# Algorithm to find the triplet whose sum is x

posted Jun 15 3 min read
`Hello reader, Welcome to my post:)`

In this post, we shall be discussing the algorithm for finding a triplet whose value would be equal to a given sum. Although there are many ways to find the triplet, we would be discussing in detail about the approach which utilises hash based collection to find the triplet.

### Problem statement:

We shall begin by explaining the requirement of the problem statement without neglecting any of the details. Assume that the problem statement gives us an array of integers, from which we have to arrive at one or more triplets whose sum would be equal to the given sum. The triplets can be explained as three integers which may be contiguous or non-contiguous inside the array, which when added together sums up to the given value. The array can contain both negative and non negative integers. The naive way of finding the triplet values is by using three “nested for” loops, each loop starting from the consecutive elements present inside the array. Once when we arrive at the sum of the respective three values inside the loop, the value would be compared with the given sum value. If they are found equal, a triplet is found. Even though this naive approach works well, the time complexity it takes in order to find the triplets comes up to be N^3. We can reduce the time complexity of the algorithm by adopting either the two pointer approach or the hash based approach which subsequently reduces the time complexity to N^2.

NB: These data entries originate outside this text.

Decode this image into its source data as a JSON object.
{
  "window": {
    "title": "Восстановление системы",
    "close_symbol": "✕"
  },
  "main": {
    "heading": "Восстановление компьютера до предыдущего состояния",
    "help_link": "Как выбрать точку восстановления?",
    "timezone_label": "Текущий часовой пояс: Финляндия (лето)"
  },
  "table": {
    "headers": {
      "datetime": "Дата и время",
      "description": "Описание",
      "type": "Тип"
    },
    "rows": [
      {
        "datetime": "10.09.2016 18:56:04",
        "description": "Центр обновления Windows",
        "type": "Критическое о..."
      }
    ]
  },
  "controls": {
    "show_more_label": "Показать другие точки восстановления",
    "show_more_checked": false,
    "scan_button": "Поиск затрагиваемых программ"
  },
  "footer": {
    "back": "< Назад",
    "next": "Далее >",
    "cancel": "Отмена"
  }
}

### How to use the hash based approach for finding triplets:

Using a hash based approach reduces time complexity and it is a relatively simpler approach compared to the naive and the two pointer approaches. To begin with, the hash based approach leverages two “for” loops for accomplishing its function. The outer loop starts from the start of the array (let say i) and iterates upto the end of the array. Whereas the inner loop starts from the subsequent element in the array (j =i+1) and iterates upto the end of the array. We declare a hash map or a hash set (any of the two can be used) inside the outer loop. Now, how does a hashmap help to eliminate the other third loop? Well, this can be explained in such a way that we tend to subtract the outer loop value and as well as the inner loop value from the given sum, and then we tend to check whether the resultant value would be present inside the hash collection. In case if the hash collection contains the value, we can confirm that there exists a triplet. The hash collection gets its input feed inside the inner loop. The below code snippet explains how the hash map can be used in order to find one or more triplet values present inside the array.

``````public void findTriplet(int[] arr, int sum) {

int size = arr.size();

for (int i=0; i<size-2; i++) {

Map<Integer> s = new HashMap<Integer>();
int checkSum = sum-a[i];

for(int j= i+1; j<size; j++) {

if(s.contains(checkSum-a[j]) {

System.out.println(“triplet is found. The values are ” + checkSum, a[i], a[j]);

}

s.add(a[j]);

}

}

}
``````

Although the hash based approach reduces the time complexity, it introduces an additional space for the hash map.

Thus we have come to the end of this post. Hope you found this post informative. Please do share in case you have any comments.

Thanks for reading :)

#### 1 Comment

Please write more on this topic. Your explanation skill is amazing.